Oncologists have studied this cellular mechanism’s effects on chemotherapy. Rheumatologists also have taken an interest because RA treatments such as disease-modifying antirheumatic drugs (DMARDs)—leflunomide, methotrexate, and sulfasalazine are examples—sometimes lose their effectiveness over time. So, most RA patients who have active disease are treated more effectively with multiple drugs at once, partly because cells have more difficulty adapting to a drug combination.

Not only may conventional DMARDs decline in their effectiveness, but so may newer, biologic drugs, such as infliximab (Remicade). Infliximab belongs to a class of medications that interfere with tumor necrosis factor (TNF), a chemical messenger (cytokine) that regulates the intensity of your body’s immune response.

A 2006 study published in Annals of the Rheumatic Diseases found that infliximab users required more intense DMARD co-therapy and more significant dosing increases compared to those who took the anti-TNF drugs adalimumab (Humira) and etanercept (Enbrel).

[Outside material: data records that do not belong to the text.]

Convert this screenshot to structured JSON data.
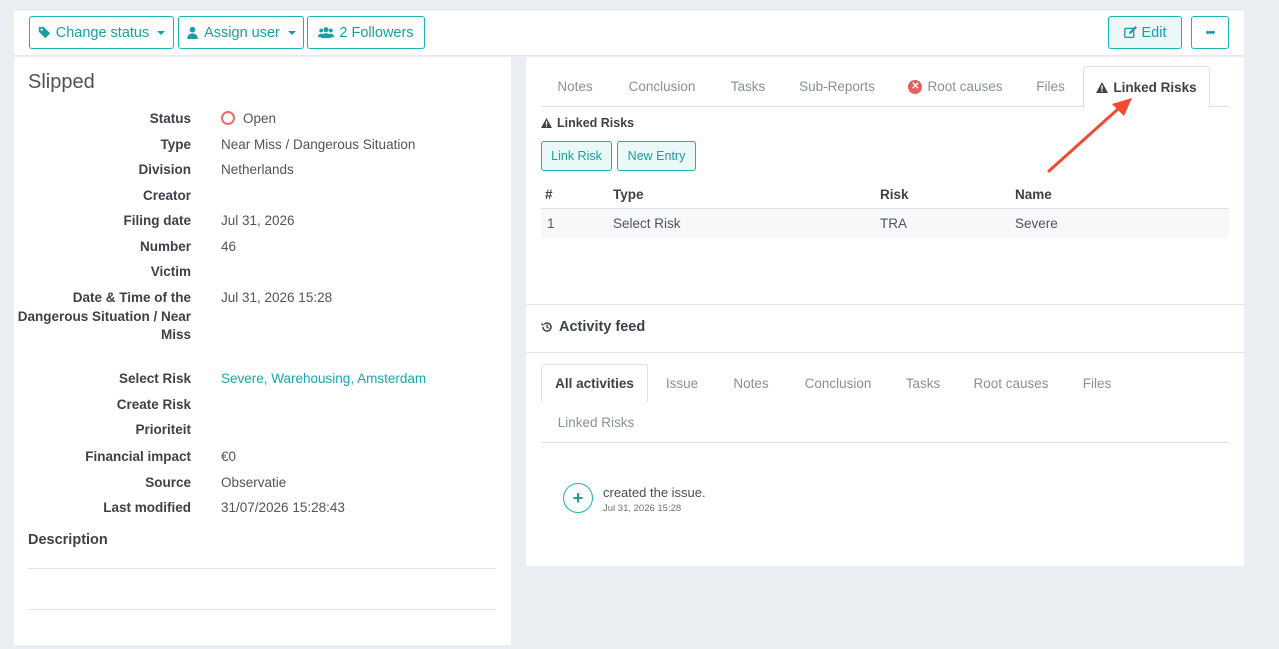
{
  "toolbar": {
    "change_status": "Change status",
    "assign_user": "Assign user",
    "followers": "2 Followers",
    "edit": "Edit",
    "more": "•••"
  },
  "report": {
    "title": "Slipped",
    "fields": [
      {
        "label": "Status",
        "value": "Open"
      },
      {
        "label": "Type",
        "value": "Near Miss / Dangerous Situation"
      },
      {
        "label": "Division",
        "value": "Netherlands"
      },
      {
        "label": "Creator",
        "value": ""
      },
      {
        "label": "Filing date",
        "value": "Jul 31, 2026"
      },
      {
        "label": "Number",
        "value": "46"
      },
      {
        "label": "Victim",
        "value": ""
      },
      {
        "label": "Date & Time of the Dangerous Situation / Near Miss",
        "value": "Jul 31, 2026 15:28"
      },
      {
        "label": "Select Risk",
        "value": "Severe, Warehousing, Amsterdam"
      },
      {
        "label": "Create Risk",
        "value": ""
      },
      {
        "label": "Prioriteit",
        "value": ""
      },
      {
        "label": "Financial impact",
        "value": "€0"
      },
      {
        "label": "Source",
        "value": "Observatie"
      },
      {
        "label": "Last modified",
        "value": "31/07/2026 15:28:43"
      }
    ],
    "description_label": "Description"
  },
  "detail_tabs": [
    "Notes",
    "Conclusion",
    "Tasks",
    "Sub-Reports",
    "Root causes",
    "Files",
    "Linked Risks"
  ],
  "linked_risks": {
    "title": "Linked Risks",
    "link_risk": "Link Risk",
    "new_entry": "New Entry",
    "columns": [
      "#",
      "Type",
      "Risk",
      "Name"
    ],
    "rows": [
      [
        "1",
        "Select Risk",
        "TRA",
        "Severe"
      ]
    ]
  },
  "activity": {
    "title": "Activity feed",
    "tabs": [
      "All activities",
      "Issue",
      "Notes",
      "Conclusion",
      "Tasks",
      "Root causes",
      "Files",
      "Linked Risks"
    ],
    "items": [
      {
        "text": "created the issue.",
        "time": "Jul 31, 2026 15:28"
      }
    ]
  },
  "colors": {
    "accent": "#1ab3b3",
    "status_open": "#ef6b6b",
    "root_cause_icon": "#e46060",
    "annotation_arrow": "#f04a32"
  }
}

The researchers also reported a reduced therapeutic response to infliximab after the first six months of treatment, suggesting that patients developed resistance to the drug’s effects.

This finding may be due to the development of antibodies against the part of the drug that is “non-human”—infliximab has mouse protein as a component. Consequently, most infliximab patients also take methotrexate to reduce the risk of developing neutralizing antibodies that affect infliximab’s efficacy, Dr. Deal says.

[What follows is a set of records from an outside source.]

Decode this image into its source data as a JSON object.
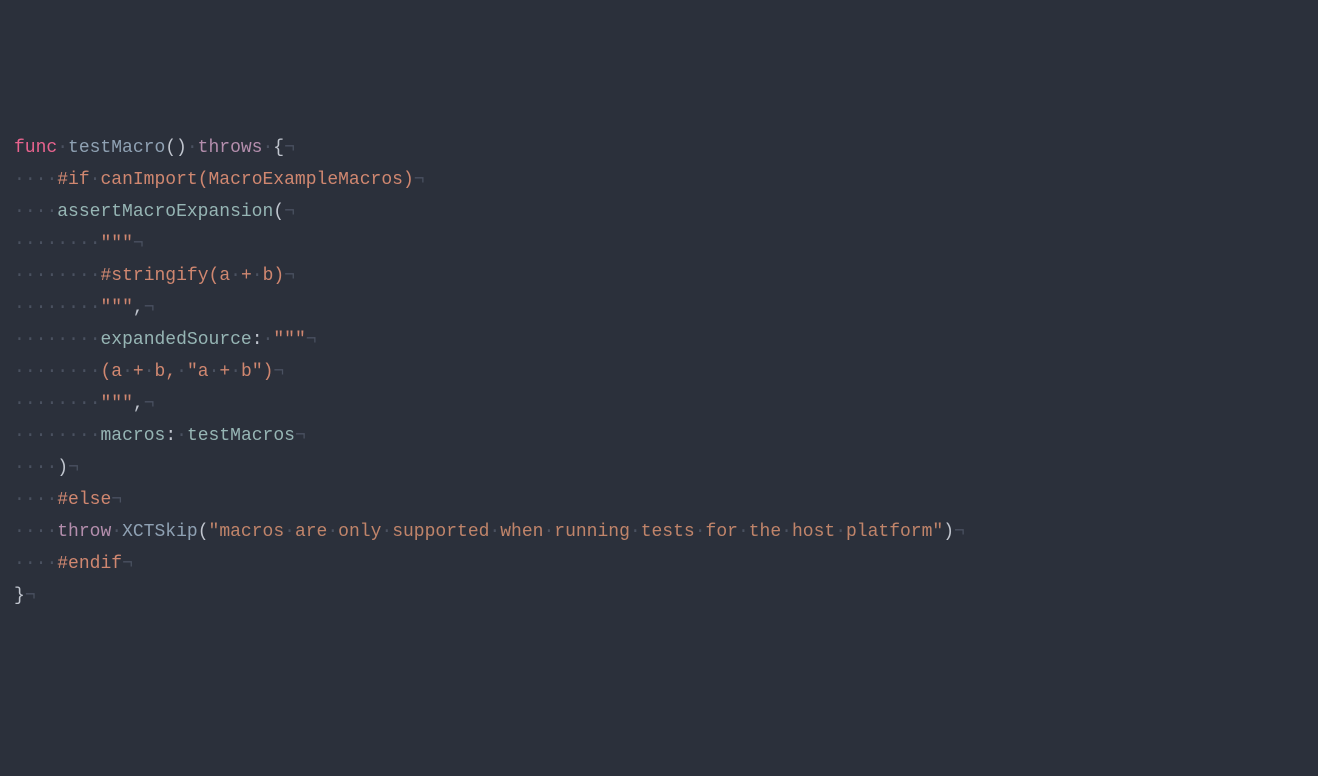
{
  "code": {
    "lines": [
      {
        "indent": 0,
        "tokens": [
          {
            "t": "func",
            "cls": "kw-func"
          },
          {
            "t": "·",
            "cls": "ws"
          },
          {
            "t": "testMacro",
            "cls": "fn-name"
          },
          {
            "t": "()",
            "cls": "punct"
          },
          {
            "t": "·",
            "cls": "ws"
          },
          {
            "t": "throws",
            "cls": "kw-throws"
          },
          {
            "t": "·",
            "cls": "ws"
          },
          {
            "t": "{",
            "cls": "punct"
          },
          {
            "t": "¬",
            "cls": "ws"
          }
        ]
      },
      {
        "indent": 4,
        "tokens": [
          {
            "t": "#if",
            "cls": "directive"
          },
          {
            "t": "·",
            "cls": "ws"
          },
          {
            "t": "canImport",
            "cls": "directive"
          },
          {
            "t": "(",
            "cls": "directive"
          },
          {
            "t": "MacroExampleMacros",
            "cls": "directive"
          },
          {
            "t": ")",
            "cls": "directive"
          },
          {
            "t": "¬",
            "cls": "ws"
          }
        ]
      },
      {
        "indent": 4,
        "tokens": [
          {
            "t": "assertMacroExpansion",
            "cls": "call2"
          },
          {
            "t": "(",
            "cls": "punct"
          },
          {
            "t": "¬",
            "cls": "ws"
          }
        ]
      },
      {
        "indent": 8,
        "tokens": [
          {
            "t": "\"\"\"",
            "cls": "string"
          },
          {
            "t": "¬",
            "cls": "ws"
          }
        ]
      },
      {
        "indent": 8,
        "tokens": [
          {
            "t": "#stringify(a",
            "cls": "string"
          },
          {
            "t": "·",
            "cls": "ws"
          },
          {
            "t": "+",
            "cls": "string"
          },
          {
            "t": "·",
            "cls": "ws"
          },
          {
            "t": "b)",
            "cls": "string"
          },
          {
            "t": "¬",
            "cls": "ws"
          }
        ]
      },
      {
        "indent": 8,
        "tokens": [
          {
            "t": "\"\"\"",
            "cls": "string"
          },
          {
            "t": ",",
            "cls": "punct"
          },
          {
            "t": "¬",
            "cls": "ws"
          }
        ]
      },
      {
        "indent": 8,
        "tokens": [
          {
            "t": "expandedSource",
            "cls": "param"
          },
          {
            "t": ":",
            "cls": "punct"
          },
          {
            "t": "·",
            "cls": "ws"
          },
          {
            "t": "\"\"\"",
            "cls": "string"
          },
          {
            "t": "¬",
            "cls": "ws"
          }
        ]
      },
      {
        "indent": 8,
        "tokens": [
          {
            "t": "(a",
            "cls": "string"
          },
          {
            "t": "·",
            "cls": "ws"
          },
          {
            "t": "+",
            "cls": "string"
          },
          {
            "t": "·",
            "cls": "ws"
          },
          {
            "t": "b,",
            "cls": "string"
          },
          {
            "t": "·",
            "cls": "ws"
          },
          {
            "t": "\"a",
            "cls": "string"
          },
          {
            "t": "·",
            "cls": "ws"
          },
          {
            "t": "+",
            "cls": "string"
          },
          {
            "t": "·",
            "cls": "ws"
          },
          {
            "t": "b\")",
            "cls": "string"
          },
          {
            "t": "¬",
            "cls": "ws"
          }
        ]
      },
      {
        "indent": 8,
        "tokens": [
          {
            "t": "\"\"\"",
            "cls": "string"
          },
          {
            "t": ",",
            "cls": "punct"
          },
          {
            "t": "¬",
            "cls": "ws"
          }
        ]
      },
      {
        "indent": 8,
        "tokens": [
          {
            "t": "macros",
            "cls": "param"
          },
          {
            "t": ":",
            "cls": "punct"
          },
          {
            "t": "·",
            "cls": "ws"
          },
          {
            "t": "testMacros",
            "cls": "call2"
          },
          {
            "t": "¬",
            "cls": "ws"
          }
        ]
      },
      {
        "indent": 4,
        "tokens": [
          {
            "t": ")",
            "cls": "punct"
          },
          {
            "t": "¬",
            "cls": "ws"
          }
        ]
      },
      {
        "indent": 4,
        "tokens": [
          {
            "t": "#else",
            "cls": "directive"
          },
          {
            "t": "¬",
            "cls": "ws"
          }
        ]
      },
      {
        "indent": 4,
        "tokens": [
          {
            "t": "throw",
            "cls": "kw-throw"
          },
          {
            "t": "·",
            "cls": "ws"
          },
          {
            "t": "XCTSkip",
            "cls": "type"
          },
          {
            "t": "(",
            "cls": "punct"
          },
          {
            "t": "\"macros",
            "cls": "string2"
          },
          {
            "t": "·",
            "cls": "ws"
          },
          {
            "t": "are",
            "cls": "string2"
          },
          {
            "t": "·",
            "cls": "ws"
          },
          {
            "t": "only",
            "cls": "string2"
          },
          {
            "t": "·",
            "cls": "ws"
          },
          {
            "t": "supported",
            "cls": "string2"
          },
          {
            "t": "·",
            "cls": "ws"
          },
          {
            "t": "when",
            "cls": "string2"
          },
          {
            "t": "·",
            "cls": "ws"
          },
          {
            "t": "running",
            "cls": "string2"
          },
          {
            "t": "·",
            "cls": "ws"
          },
          {
            "t": "tests",
            "cls": "string2"
          },
          {
            "t": "·",
            "cls": "ws"
          },
          {
            "t": "for",
            "cls": "string2"
          },
          {
            "t": "·",
            "cls": "ws"
          },
          {
            "t": "the",
            "cls": "string2"
          },
          {
            "t": "·",
            "cls": "ws"
          },
          {
            "t": "host",
            "cls": "string2"
          },
          {
            "t": "·",
            "cls": "ws"
          },
          {
            "t": "platform\"",
            "cls": "string2"
          },
          {
            "t": ")",
            "cls": "punct"
          },
          {
            "t": "¬",
            "cls": "ws"
          }
        ]
      },
      {
        "indent": 4,
        "tokens": [
          {
            "t": "#endif",
            "cls": "directive"
          },
          {
            "t": "¬",
            "cls": "ws"
          }
        ]
      },
      {
        "indent": 0,
        "tokens": [
          {
            "t": "}",
            "cls": "punct"
          },
          {
            "t": "¬",
            "cls": "ws"
          }
        ]
      }
    ]
  }
}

Similarly, a study published in April 2011 in the Journal of the American Medical Association found that 28 percent of adalimumab users developed immune antibodies to the drug over a three-year period, and the presence of these antibodies reduced adalimumab concentrations in the body and the overall effectiveness of the medication.

These declines in drug effectiveness seen in some users of DMARDs and anti-TNF drugs have prompted scientists to develop new TNF inhibitors, such as golimumab (Simponi) and certolizumab (Cimzia), and the medication tocilizumab (Actemra), which blocks the cytokine interleukin-6. Other drugs—abatacept (Orencia) and rituximab (Rituxan)—target other immune cells believed to play a role in RA-related inflammation.

All of these treatments give you and your physician more options for managing your RA. “Almost always, patients with rheumatoid arthritis are on more than one drug,” Dr. Deal says.

Stay on Top of RA
Increased pain, fatigue, and stiffness are common signs that your RA medication isn’t working as well as it should. If your medication isn’t controlling your RA sufficiently, it simply may be because the dose is inadequate.

You also may experience an increase in symptoms because your disease is more active, not that your medications are less effective. All RA patients have periods of increased activity that may require temporary or permanent dose adjustment of their medications.

“Oftentimes, it’s not that the drug itself is losing effectiveness but that the disease is getting worse,” Dr. Deal says.

Therefore, make sure you see your doctor for regular evaluations to determine the best course of treatment, often every few months if the disease is active, Dr. Deal advises.

Your doctor will ask about the nature of your RA, assess your functional status, and may order lab tests to measure inflammatory markers of disease activity and gauge how well your RA is being managed. X-rays of the joints also are important to assess the effectiveness of your medications. If necessary, your doctor may increase the dosage, consider alternatives, or try different combinations to find one that works for you.

“Generally, patients aren’t bashful about telling you if the medications are working or not working,” Dr. Deal says. “You have to have a conversation with your doctor about your response to the medication, along with objective evidence based on measures of disease activity, to help you make a rational decision about whether your therapy should be changed.”